ROANOKE TIMES

                         Roanoke Times
                 Copyright (c) 1995, Landmark Communications, Inc.

DATE: TUESDAY, July 13, 1993                   TAG: 9307130106
SECTION: EXTRA                    PAGE: 5   EDITION: METRO 
SOURCE: 
DATELINE:                                 LENGTH: Short


PEOPLE

Dolly Parton broke ground for the first of her three country music concert halls as she aims to turn Pigeon Forge, Tenn., into a mini-Nashville.

About 250 fans turned out for the ceremony Saturday on the site of the first $6 million, Victorian-style theater. She says she'll need another $14 million to build the other two. "I'm just hoping and praying I have a good tobacco crop to come up with all that money," Parton said.

Parton and city officials are hoping the 3,000-seat halls will make Pigeon Forge competitive with the likes of Nashville and Branson, Mo., another small town turned country music center. The first theater is expected to open April 1994, Parton said.

African National Congress leader Nelson Mandela picked up an honorary doctor of laws degree Sunday in Atlanta on the last stop of his 13-day U.S. tour.
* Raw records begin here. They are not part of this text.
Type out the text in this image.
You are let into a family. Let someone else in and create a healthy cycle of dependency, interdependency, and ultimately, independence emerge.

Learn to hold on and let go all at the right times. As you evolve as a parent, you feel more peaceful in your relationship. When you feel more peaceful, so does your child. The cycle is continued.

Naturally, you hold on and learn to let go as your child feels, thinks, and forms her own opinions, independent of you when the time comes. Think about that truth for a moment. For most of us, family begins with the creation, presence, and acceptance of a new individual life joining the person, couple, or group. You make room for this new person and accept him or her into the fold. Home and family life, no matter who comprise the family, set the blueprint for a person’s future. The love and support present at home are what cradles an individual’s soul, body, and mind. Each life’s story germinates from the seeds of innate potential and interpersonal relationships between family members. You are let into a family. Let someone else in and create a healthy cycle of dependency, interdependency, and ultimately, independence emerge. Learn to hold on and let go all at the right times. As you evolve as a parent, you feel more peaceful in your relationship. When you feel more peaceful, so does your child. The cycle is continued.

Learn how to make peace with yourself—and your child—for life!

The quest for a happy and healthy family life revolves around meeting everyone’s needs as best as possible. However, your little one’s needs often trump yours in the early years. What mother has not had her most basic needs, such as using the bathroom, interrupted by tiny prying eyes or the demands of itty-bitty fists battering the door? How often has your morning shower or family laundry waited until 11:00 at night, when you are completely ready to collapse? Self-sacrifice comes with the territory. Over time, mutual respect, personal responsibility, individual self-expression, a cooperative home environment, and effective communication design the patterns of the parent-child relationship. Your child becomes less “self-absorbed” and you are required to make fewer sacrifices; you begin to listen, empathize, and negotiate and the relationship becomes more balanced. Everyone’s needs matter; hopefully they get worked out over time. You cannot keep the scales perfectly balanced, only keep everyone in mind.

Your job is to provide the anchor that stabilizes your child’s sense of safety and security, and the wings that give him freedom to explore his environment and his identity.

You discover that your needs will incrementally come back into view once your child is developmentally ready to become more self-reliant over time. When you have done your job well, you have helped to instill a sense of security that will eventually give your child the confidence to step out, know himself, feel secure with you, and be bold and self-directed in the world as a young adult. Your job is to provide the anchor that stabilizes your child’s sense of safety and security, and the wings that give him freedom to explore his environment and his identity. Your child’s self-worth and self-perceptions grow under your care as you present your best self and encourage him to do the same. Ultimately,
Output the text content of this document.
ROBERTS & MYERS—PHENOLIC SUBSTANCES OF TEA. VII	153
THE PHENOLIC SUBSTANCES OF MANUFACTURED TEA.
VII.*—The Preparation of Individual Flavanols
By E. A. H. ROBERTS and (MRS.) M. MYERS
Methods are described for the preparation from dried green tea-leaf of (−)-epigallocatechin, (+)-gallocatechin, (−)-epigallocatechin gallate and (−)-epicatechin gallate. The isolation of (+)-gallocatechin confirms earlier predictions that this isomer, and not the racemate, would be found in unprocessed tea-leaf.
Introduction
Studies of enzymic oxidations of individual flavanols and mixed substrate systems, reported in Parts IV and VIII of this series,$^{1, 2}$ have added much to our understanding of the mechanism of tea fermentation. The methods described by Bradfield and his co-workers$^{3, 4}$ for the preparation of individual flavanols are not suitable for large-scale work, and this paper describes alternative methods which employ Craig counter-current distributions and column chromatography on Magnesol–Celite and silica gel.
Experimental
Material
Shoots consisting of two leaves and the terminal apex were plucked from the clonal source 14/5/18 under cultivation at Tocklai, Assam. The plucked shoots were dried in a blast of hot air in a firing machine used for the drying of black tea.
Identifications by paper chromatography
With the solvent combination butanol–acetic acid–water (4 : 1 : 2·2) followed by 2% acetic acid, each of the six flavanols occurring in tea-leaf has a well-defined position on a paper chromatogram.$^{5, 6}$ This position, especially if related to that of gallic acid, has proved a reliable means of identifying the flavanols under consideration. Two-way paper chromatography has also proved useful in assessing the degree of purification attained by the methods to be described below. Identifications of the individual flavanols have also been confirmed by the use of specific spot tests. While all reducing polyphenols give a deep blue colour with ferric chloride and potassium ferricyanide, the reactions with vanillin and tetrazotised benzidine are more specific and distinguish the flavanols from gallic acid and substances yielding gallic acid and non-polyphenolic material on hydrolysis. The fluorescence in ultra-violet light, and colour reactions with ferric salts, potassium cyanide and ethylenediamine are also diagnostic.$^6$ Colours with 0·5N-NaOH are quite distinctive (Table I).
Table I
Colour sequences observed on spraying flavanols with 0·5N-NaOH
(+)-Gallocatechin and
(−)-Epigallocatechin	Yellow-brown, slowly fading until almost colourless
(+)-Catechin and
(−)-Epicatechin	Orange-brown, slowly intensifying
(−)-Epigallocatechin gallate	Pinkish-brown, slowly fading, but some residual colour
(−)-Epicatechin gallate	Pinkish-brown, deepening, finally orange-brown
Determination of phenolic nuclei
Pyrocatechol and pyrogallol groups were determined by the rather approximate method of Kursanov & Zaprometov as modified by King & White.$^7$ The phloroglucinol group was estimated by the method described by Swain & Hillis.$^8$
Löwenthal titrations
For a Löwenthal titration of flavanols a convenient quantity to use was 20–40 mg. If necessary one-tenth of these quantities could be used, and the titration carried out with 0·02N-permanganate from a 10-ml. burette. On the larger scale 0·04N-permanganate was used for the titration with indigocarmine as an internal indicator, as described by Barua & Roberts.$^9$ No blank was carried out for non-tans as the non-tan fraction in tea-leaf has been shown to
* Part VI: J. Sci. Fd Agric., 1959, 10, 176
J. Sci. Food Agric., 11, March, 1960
Mandela, 74, is raising funds for the ANC in preparation for the end of apartheid in South Africa. He is widely expected to become the country's first black president. Elections are tentatively set for next spring.

In his speech at Clark University, where he accepted the honorary degree, Mandela said negotiators working to create the new nation "must guard against proposals that will demobilize democracy under the guise of power-sharing."

"We are, however, committed to safeguarding the rights of political and other discrete minorities," he said, calling for a bill of rights.